Il y a quelques semaines, Dorian a choisi un CD dans ma discothèque, et en l’installant dans la platine, il m’a dit que ce disque, « The boxer » , le quatrième du formidable groupe new-yorkais The National, est l’un de ses albums préférés tous genres confondus – il a même ajouté « peut-être même que c’est mon préféré » .
Il se trouve que cet album, que j’adore également au plus haut point, a été reçu triomphalement par la critique, pour sa musique élégante et raffinée, pour ses arrangements recherchés et classieux, pour la voix chaude et profonde de Matt Berninger…
Quel plaisir de constater que mon garçon et moi nous partageons tant de goûts en commun 😊
Cela me touche d’autant plus que depuis quelques mois il s’est mis à la guitare, et qu’il s’y consacre avec un bel enthousiasme. Il a souvent dit de lui-même qu’il n’a aucun sens du rythme et qu’il chante mal, mais ce que je vois et ce que j’entends, moi, c’est un garçon beau, sensible et doux, qui est fier et joyeux de progresser, et dont les yeux s’illuminent et le sourire s’allume lorsqu’il joue un arpège qu’il trouve réussi.

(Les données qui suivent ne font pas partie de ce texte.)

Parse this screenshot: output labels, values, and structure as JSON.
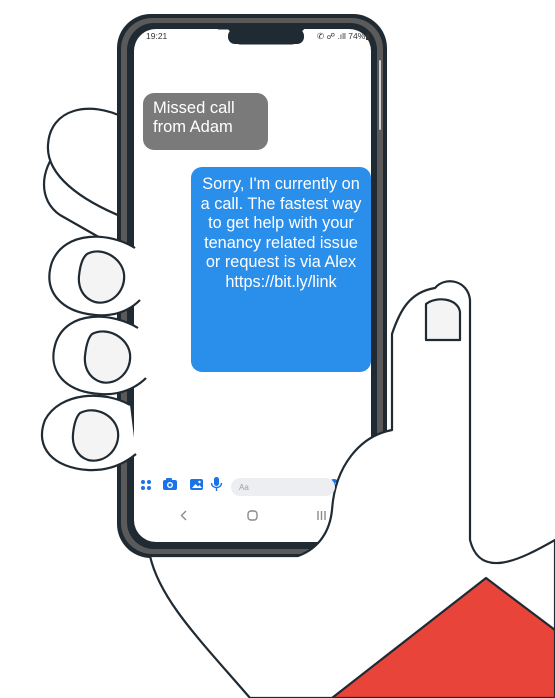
{
  "status_bar": {
    "time": "19:21",
    "indicators": "✆ ☍ .ıll 74%▮",
    "battery_percent": 74
  },
  "messages": [
    {
      "direction": "incoming",
      "text": "Missed call from Adam"
    },
    {
      "direction": "outgoing",
      "text": "Sorry, I'm currently on a call. The fastest way to get help with your tenancy related issue or request is via Alex https://bit.ly/link"
    }
  ],
  "composer": {
    "placeholder": "Aa",
    "icons": [
      "apps-icon",
      "camera-icon",
      "gallery-icon",
      "mic-icon",
      "emoji-icon"
    ]
  },
  "nav_bar": {
    "icons": [
      "back-icon",
      "home-icon",
      "recents-icon"
    ]
  },
  "colors": {
    "incoming_bubble": "#7a7a7a",
    "outgoing_bubble": "#2a8eeb",
    "accent": "#1a73e8",
    "sleeve": "#e8443a",
    "outline": "#1f2a33",
    "phone_frame": "#4a4a4a"
  }
}
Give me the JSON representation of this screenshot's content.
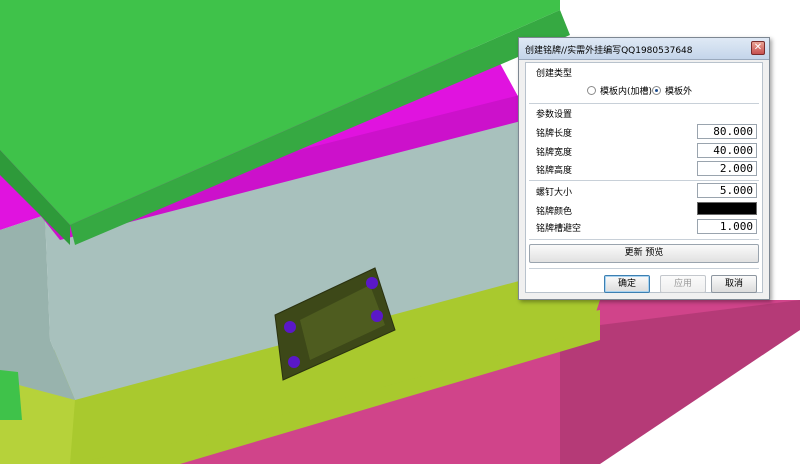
{
  "dialog": {
    "title": "创建铭牌//实需外挂编写QQ1980537648",
    "close_glyph": "✕",
    "create_type": {
      "label": "创建类型",
      "options": [
        {
          "label": "模板内(加槽)",
          "selected": false
        },
        {
          "label": "模板外",
          "selected": true
        }
      ]
    },
    "params": {
      "label": "参数设置",
      "plate_length": {
        "label": "铭牌长度",
        "value": "80.000"
      },
      "plate_width": {
        "label": "铭牌宽度",
        "value": "40.000"
      },
      "plate_height": {
        "label": "铭牌高度",
        "value": "2.000"
      },
      "screw_size": {
        "label": "螺钉大小",
        "value": "5.000"
      },
      "plate_color": {
        "label": "铭牌颜色",
        "color": "#000000"
      },
      "slot_clearance": {
        "label": "铭牌槽避空",
        "value": "1.000"
      }
    },
    "update_preview": "更新   预览",
    "ok": "确定",
    "apply": "应用",
    "cancel": "取消"
  },
  "scene": {
    "colors": {
      "top_plate": "#3fc24a",
      "magenta_plate": "#e013df",
      "gray_plate": "#a8c1bd",
      "lime_plate": "#a9c92e",
      "pink_base": "#d0448a",
      "nameplate": "#3d4818",
      "screw": "#5a18c8"
    }
  }
}
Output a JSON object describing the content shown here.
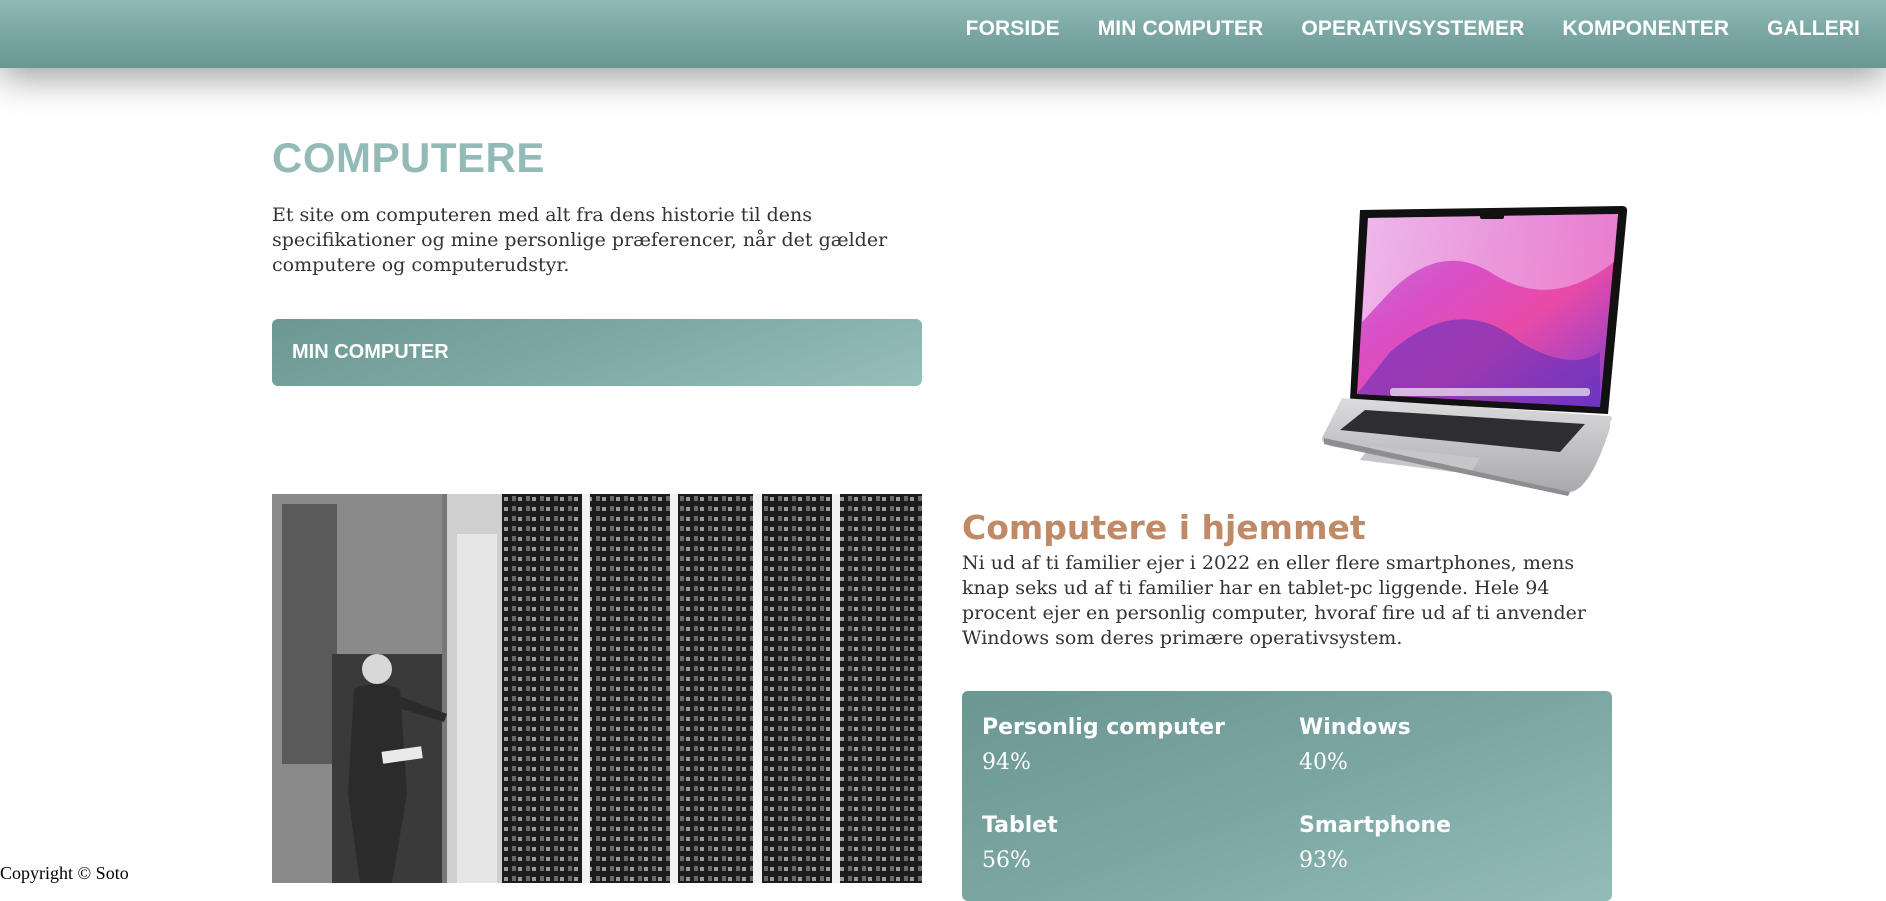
{
  "nav": {
    "items": [
      {
        "label": "FORSIDE"
      },
      {
        "label": "MIN COMPUTER"
      },
      {
        "label": "OPERATIVSYSTEMER"
      },
      {
        "label": "KOMPONENTER"
      },
      {
        "label": "GALLERI"
      }
    ]
  },
  "hero": {
    "title": "COMPUTERE",
    "intro": "Et site om computeren med alt fra dens historie til dens specifikationer og mine personlige præferencer, når det gælder computere og computerudstyr.",
    "button_label": "MIN COMPUTER"
  },
  "home_section": {
    "title": "Computere i hjemmet",
    "text": "Ni ud af ti familier ejer i 2022 en eller flere smartphones, mens knap seks ud af ti familier har en tablet-pc liggende. Hele 94 procent ejer en personlig computer, hvoraf fire ud af ti anvender Windows som deres primære operativsystem."
  },
  "stats": [
    {
      "label": "Personlig computer",
      "value": "94%"
    },
    {
      "label": "Windows",
      "value": "40%"
    },
    {
      "label": "Tablet",
      "value": "56%"
    },
    {
      "label": "Smartphone",
      "value": "93%"
    }
  ],
  "footer": {
    "copyright": "Copyright © Soto"
  },
  "colors": {
    "nav_bg": "#7aa7a3",
    "title": "#92bab6",
    "accent_orange": "#c08a66",
    "text": "#333333"
  },
  "images": {
    "laptop": "laptop-image",
    "photo": "historic-computer-room-photo"
  }
}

Cet été, Dorian est venu plusieurs fois passer quelques jours à la maison, et à chaque passage il a consacré beaucoup de temps à jouer de la guitare sur la terrasse, en disant à plusieurs reprises « C’est tellement agréable de jouer ici » . Sa présence me remplit le coeur, et plus encore lorsque le son de sa guitare inonde la maison et le jardin, dans la fraîcheur de la matinée ou la douceur du soir.

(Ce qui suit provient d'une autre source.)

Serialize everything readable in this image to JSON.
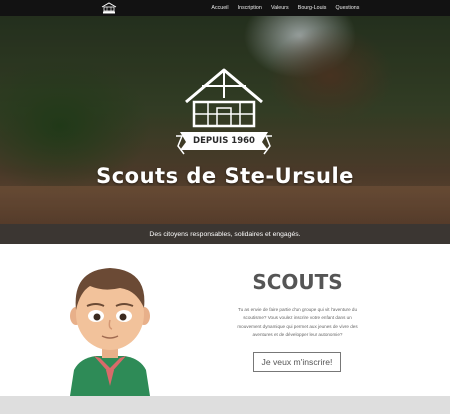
{
  "nav": {
    "items": [
      {
        "label": "Accueil"
      },
      {
        "label": "Inscription"
      },
      {
        "label": "Valeurs"
      },
      {
        "label": "Bourg-Louis"
      },
      {
        "label": "Questions"
      }
    ]
  },
  "hero": {
    "banner_text": "DEPUIS 1960",
    "title": "Scouts de Ste-Ursule"
  },
  "tagline": "Des citoyens responsables, solidaires et engagés.",
  "scouts": {
    "title": "SCOUTS",
    "intro": "Tu as envie de faire partie d'un groupe qui vit l'aventure du scoutisme? Vous voulez inscrire votre enfant dans un mouvement dynamique qui permet aux jeunes de vivre des aventures et de développer leur autonomie?",
    "cta_label": "Je veux m'inscrire!"
  },
  "colors": {
    "topbar": "#121212",
    "tagline_bar": "#3b3632",
    "scout_shirt": "#2e8b57",
    "scarf": "#d96a6a"
  }
}
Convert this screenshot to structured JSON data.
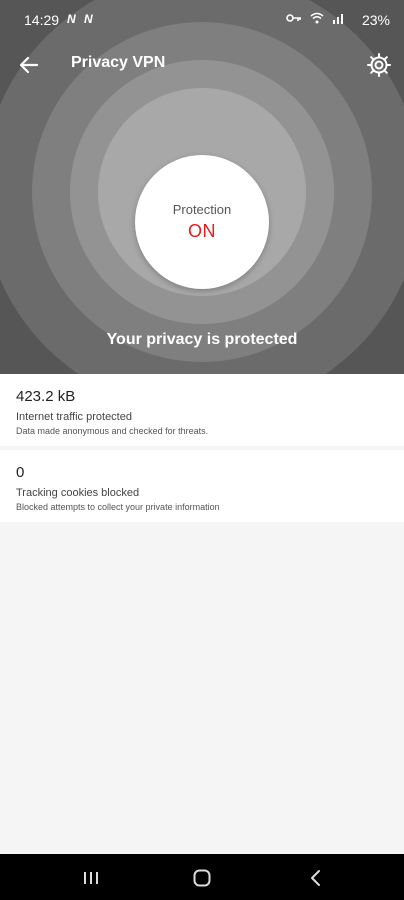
{
  "status_bar": {
    "time": "14:29",
    "notif1": "N",
    "notif2": "N",
    "battery": "23%",
    "icons": [
      "vpn-key-icon",
      "wifi-icon",
      "signal-icon"
    ]
  },
  "toolbar": {
    "title": "Privacy VPN",
    "back_icon": "arrow-left-icon",
    "settings_icon": "gear-icon"
  },
  "protection": {
    "label": "Protection",
    "state": "ON",
    "state_color": "#e02020",
    "message": "Your privacy is protected"
  },
  "stats": [
    {
      "value": "423.2 kB",
      "label": "Internet traffic protected",
      "description": "Data made anonymous and checked for threats."
    },
    {
      "value": "0",
      "label": "Tracking cookies blocked",
      "description": "Blocked attempts to collect your private information"
    }
  ],
  "nav_bar": {
    "icons": [
      "recents-icon",
      "home-icon",
      "back-icon"
    ]
  }
}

Pour revenir à The National, j’ai déjà partagé un titre de ce superbe disque, « Fake empire » , une folle cavalcade qui ouvre l’album au rythme trépidant d’une batterie syncopée.
Cet autre morceau, « Gospel » , est notre préféré de l’album, à Dorian et à moi. Il le clôt sur un tempo beaucoup plus calme, mais avec des paroles qui, de façon subtile, évoquent elles aussi le thème central de « Fake empire », à savoir l’illusion.
Il y a de multiples façons de se laisser happer et anesthésier par un « faux empire » (« We’re half awake in a fake empire » ). Celle qui est décrite ici, c’est le confort trompeur et précaire d’un jardin citadin dans lequel ont été installées des guirlandes arc-en-ciel et une télévision, et où des boissons fraîches sont librement distribuées. La vie semble alors paisible et sécure, la joie et le plaisir semblent garantis pour longtemps, alors qu’en réalité on ne fait peut-être que danser sur une mince pellicule prête à s’éventrer, avant de sombrer dans un chaos qu’on ne soupçonne même pas pour l’instant…
La musique, que Dorian et moi nous aimons autant l’un que l’autre, et dont Aurore dit qu’elle ne pourrait pas vivre sans, c’est aussi un empire, on ne peut plus séduisant.
Et cette séduction là, hors de question d’y résister, surtout quand elle me permet de partager des moments aussi bénis que ceux que j’ai vécus cet été sur la terrasse, avec mon garçon et sa guitare.